The agreement between the prosecutors and legal counsel of John Campos, one of the bankers in connection with Black Friday events, was reached last month. However the judge in charge of the case has just accepted the plea deal.
John Campos was the vice-chairman of SunFirst Bank in Utah at the time of indictments. His initial charges included five counts of felonies for assisting in processing payments for online poker sites in United States
According to United States gambling news
, contrary to other figurants in the Black Friday cases, Campos and his co-defendant Chad Elie opted for a jury trial. However, with only two weeks to go until the commencement of the trial, Elie decided to take the deal, worked out with prosecutors, and plead guilty to a single count of conspiracy.

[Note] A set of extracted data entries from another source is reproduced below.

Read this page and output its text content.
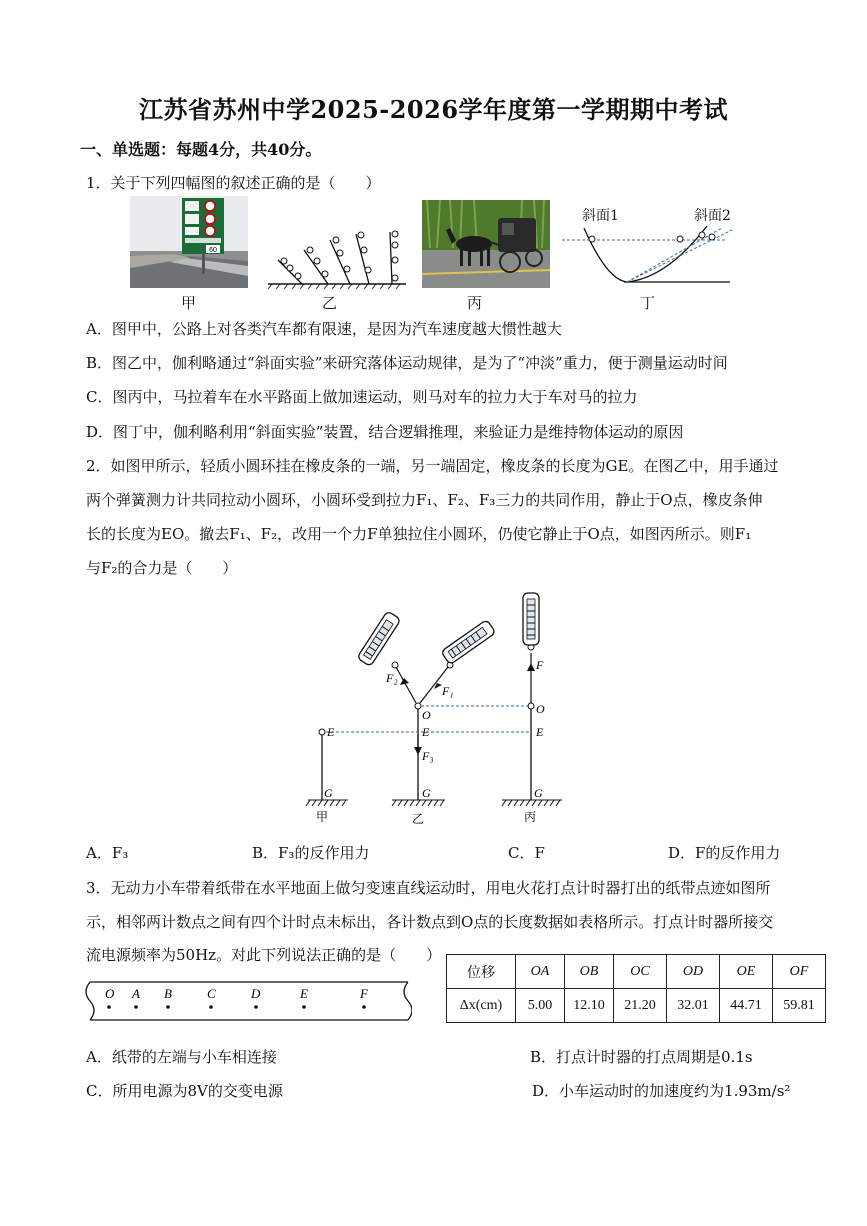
江苏省苏州中学2025-2026学年度第一学期期中考试
一、单选题：每题4分，共40分。
1．关于下列四幅图的叙述正确的是（　　）
60
甲	乙	丙
斜面1	斜面2
丁
A．图甲中，公路上对各类汽车都有限速，是因为汽车速度越大惯性越大
B．图乙中，伽利略通过“斜面实验”来研究落体运动规律，是为了“冲淡”重力，便于测量运动时间
C．图丙中，马拉着车在水平路面上做加速运动，则马对车的拉力大于车对马的拉力
D．图丁中，伽利略利用“斜面实验”装置，结合逻辑推理，来验证力是维持物体运动的原因
2．如图甲所示，轻质小圆环挂在橡皮条的一端，另一端固定，橡皮条的长度为GE。在图乙中，用手通过
两个弹簧测力计共同拉动小圆环，小圆环受到拉力F₁、F₂、F₃三力的共同作用，静止于O点，橡皮条伸
长的长度为EO。撤去F₁、F₂，改用一个力F单独拉住小圆环，仍使它静止于O点，如图丙所示。则F₁
与F₂的合力是（　　）
E
G
O
E
F₃
G
F₂
F₁
F
O
E
G
甲	乙	丙
A．F₃	B．F₃的反作用力	C．F	D．F的反作用力
3．无动力小车带着纸带在水平地面上做匀变速直线运动时，用电火花打点计时器打出的纸带点迹如图所
示，相邻两计数点之间有四个计时点未标出，各计数点到O点的长度数据如表格所示。打点计时器所接交
流电源频率为50Hz。对此下列说法正确的是（　　）
O A B	C	D	E	F
位移	OA	OB	OC	OD	OE	OF
Δx(cm)	5.00	12.10	21.20	32.01	44.71	59.81
A．纸带的左端与小车相连接	B．打点计时器的打点周期是0.1s
C．所用电源为8V的交变电源	D．小车运动时的加速度约为1.93m/s²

Campos followed the next day, and went on to plead guilty to a misdemeanor of “causing a bank insured by the Federal Deposit Insurance Corporation to process illegal gambling transactions.” Yet Campos’ deal was short-lived, as soon as Judge Lewis Kaplan put its leniency under question.
The up-keeper of American gambling laws
, Kaplan, inquired with the prosecutors if they are simply abandoning the case. The legal team was quick to admit their concerns whether they stood any chance in a jury trial. The change of heart was mostly triggered by the recent change of heart by the DoJ, where the Wire Act stance on the online poker was altered.
Prosecutors also voiced concerns that a possible “not guilty” verdict could possible jeopardize any future trials connected with Black Friday. Despite these arguments, Kaplan still made prosecutors submit a written explanation why the deal should go forward.
Preet Bharara, Arlo Devlin-Brown and Andrew Goldstein, the prosecutors, carried out the judge’s orders and stated that Campos’ involvement in the case was “relatively minor” in comparison to other indicted figures. Prosecutors also noted that the sentencing guidelines for the single count of misdemeanor charge were very similar to the original felony charges.
Judge Kaplan was satisfied with the argument and went on to approve the deal, leaving John Campos facing a maximum of six months in jail. Sentencing is scheduled for June 27.